On the night of the mining mission, “I remember we had a quarter moon,” recalls Eugene “Red” McDaniel (far right), who was a Lieutenant Commander at the time. “We got the briefing and prepared, and I know the aerodynamics of the mines were something we had not expected. They aren’t very sleek for jet aircraft.” (McDaniel would be shot down in May 1967, and would spend the next six years as a P.O.W. in North Vietnam’s “Hanoi Hilton” and other prisons. He wrote about his experiences in Scars & Stripes.)

“We went ‘feet dry’ [over enemy territory] and were in there, doing what we had to do, maybe three or four minutes, not long,” says Cable (second from right). “We released the mines—thump, thump, thump, thump—wrapped into a hard turn and got out of there, back to ‘feet wet.’ ”

“The nerve-wracking part of it,” says Leonard, “was that we would be going low into a heavily defended target. We’re kind of set up to get shot at. The intelligence center showed lots of flak sites.”

While Leonard doesn’t remember much anti-aircraft fire, others have different memories: “It depends on where you were in the string of planes,” says navigator Stuart Johnson (third from right). “My part of this action terminated when the first mine came off the airplane. We plotted a heading on which to approach, and then we plotted a release point, all done by the computer. Once I got the airplane to that release point and heard the first mine come off the airplane, I was essentially a passenger from there on in. So I took my head out of my radar scope and was looking around. The initial planes that made their runs attracted very little gunfire because it was a total surprise. But by the time the sixth or seventh plane started through, there was quite a bit of anti-aircraft fire, but it was all over our heads. They had no idea we were at 300 feet. They were shooting at 1,500, 2,000, 3,000 feet.”


The entire mission took less than four hours in the air. Cable’s logbook indicates that his total flight time was 1.4 hours, with perhaps five or six minutes over the target.
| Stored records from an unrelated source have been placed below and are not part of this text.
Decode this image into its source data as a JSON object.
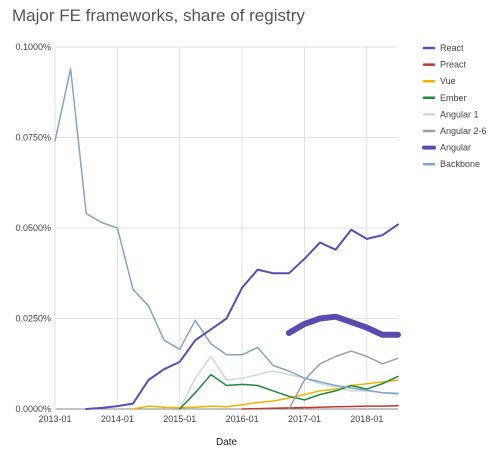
{
  "chart_data": {
    "type": "line",
    "title": "Major FE frameworks, share of registry",
    "xlabel": "Date",
    "ylabel": "",
    "x": [
      "2013-01",
      "2013-04",
      "2013-07",
      "2013-10",
      "2014-01",
      "2014-04",
      "2014-07",
      "2014-10",
      "2015-01",
      "2015-04",
      "2015-07",
      "2015-10",
      "2016-01",
      "2016-04",
      "2016-07",
      "2016-10",
      "2017-01",
      "2017-04",
      "2017-07",
      "2017-10",
      "2018-01",
      "2018-04",
      "2018-07"
    ],
    "xticks": [
      "2013-01",
      "2014-01",
      "2015-01",
      "2016-01",
      "2017-01",
      "2018-01"
    ],
    "yticks": [
      "0.0000%",
      "0.0250%",
      "0.0500%",
      "0.0750%",
      "0.1000%"
    ],
    "ylim": [
      0,
      0.1
    ],
    "grid": true,
    "legend_position": "right",
    "series": [
      {
        "name": "React",
        "color": "#5b4db5",
        "width": 2,
        "values": [
          null,
          null,
          0,
          0.0003,
          0.0008,
          0.0015,
          0.008,
          0.011,
          0.013,
          0.019,
          0.022,
          0.025,
          0.0335,
          0.0385,
          0.0375,
          0.0375,
          0.0415,
          0.046,
          0.044,
          0.0495,
          0.047,
          0.048,
          0.051
        ]
      },
      {
        "name": "Preact",
        "color": "#c0392b",
        "width": 1.5,
        "values": [
          null,
          null,
          null,
          null,
          null,
          null,
          null,
          null,
          null,
          null,
          null,
          null,
          0,
          0.0001,
          0.0002,
          0.0003,
          0.0004,
          0.0005,
          0.0006,
          0.0007,
          0.0008,
          0.0008,
          0.0009
        ]
      },
      {
        "name": "Vue",
        "color": "#f0b400",
        "width": 1.5,
        "values": [
          null,
          null,
          null,
          null,
          null,
          0,
          0.0008,
          0.0005,
          0.0004,
          0.0005,
          0.0008,
          0.0006,
          0.0012,
          0.0018,
          0.0022,
          0.003,
          0.004,
          0.005,
          0.0055,
          0.0065,
          0.007,
          0.0075,
          0.008
        ]
      },
      {
        "name": "Ember",
        "color": "#1e8a3a",
        "width": 1.5,
        "values": [
          null,
          null,
          null,
          null,
          null,
          null,
          null,
          null,
          0,
          0.0045,
          0.0095,
          0.0065,
          0.0068,
          0.0065,
          0.005,
          0.0035,
          0.0025,
          0.004,
          0.005,
          0.0065,
          0.0055,
          0.007,
          0.009
        ]
      },
      {
        "name": "Angular 1",
        "color": "#cfd6e0",
        "width": 1.5,
        "values": [
          null,
          null,
          null,
          null,
          null,
          null,
          null,
          null,
          0,
          0.0085,
          0.0145,
          0.008,
          0.0085,
          0.0095,
          0.0105,
          0.0095,
          0.0085,
          0.007,
          0.006,
          0.005,
          0.005,
          0.0045,
          0.004
        ]
      },
      {
        "name": "Angular 2-6",
        "color": "#9aa0a8",
        "width": 1.5,
        "values": [
          null,
          null,
          null,
          null,
          null,
          null,
          null,
          null,
          null,
          null,
          null,
          null,
          null,
          null,
          null,
          0,
          0.008,
          0.0125,
          0.0145,
          0.016,
          0.0145,
          0.0125,
          0.014
        ]
      },
      {
        "name": "Angular",
        "color": "#5a4bb0",
        "width": 6,
        "values": [
          null,
          null,
          null,
          null,
          null,
          null,
          null,
          null,
          null,
          null,
          null,
          null,
          null,
          null,
          null,
          0.021,
          0.0235,
          0.025,
          0.0255,
          0.024,
          0.0225,
          0.0205,
          0.0205
        ]
      },
      {
        "name": "Backbone",
        "color": "#7fa6c8",
        "width": 1.5,
        "values": [
          0.074,
          0.094,
          0.054,
          0.0515,
          0.05,
          0.033,
          0.0285,
          0.019,
          0.0165,
          0.0245,
          0.018,
          0.015,
          0.015,
          0.017,
          0.012,
          0.0105,
          0.0085,
          0.0075,
          0.0065,
          0.0058,
          0.0052,
          0.0045,
          0.0043
        ]
      }
    ]
  }
}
“Although we were at 300 knots and 300 feet,” says Johnson, “it was not a harrowing mission. We were comfortable flying there; other people, I’m sure, would be terrified. We flew so much at those altitudes that it was not harrowing at all.”

The mission was judged a success. Secretary of State Henry Kissinger would later tell journalist William Safire that if the U.S. had continued to mine rivers and started mining the harbors, the war would have been over in 1970.

In May 1972, President Richard Nixon ordered the aerial mining of Haiphong Harbor, an effort that planted more than 11,000 mines over an eight-month period. In cutting off the enemy’s supply route, the mining helped bring about a peace agreement. “It took us eight years to get permission” to mine Haiphong harbor, said Admiral Moorer, Chairman of the Joint Chiefs of Staff, in Lewis Sorley’s book A Better War. “Afterward not one ship entered or left the harbor until we took up the mines.”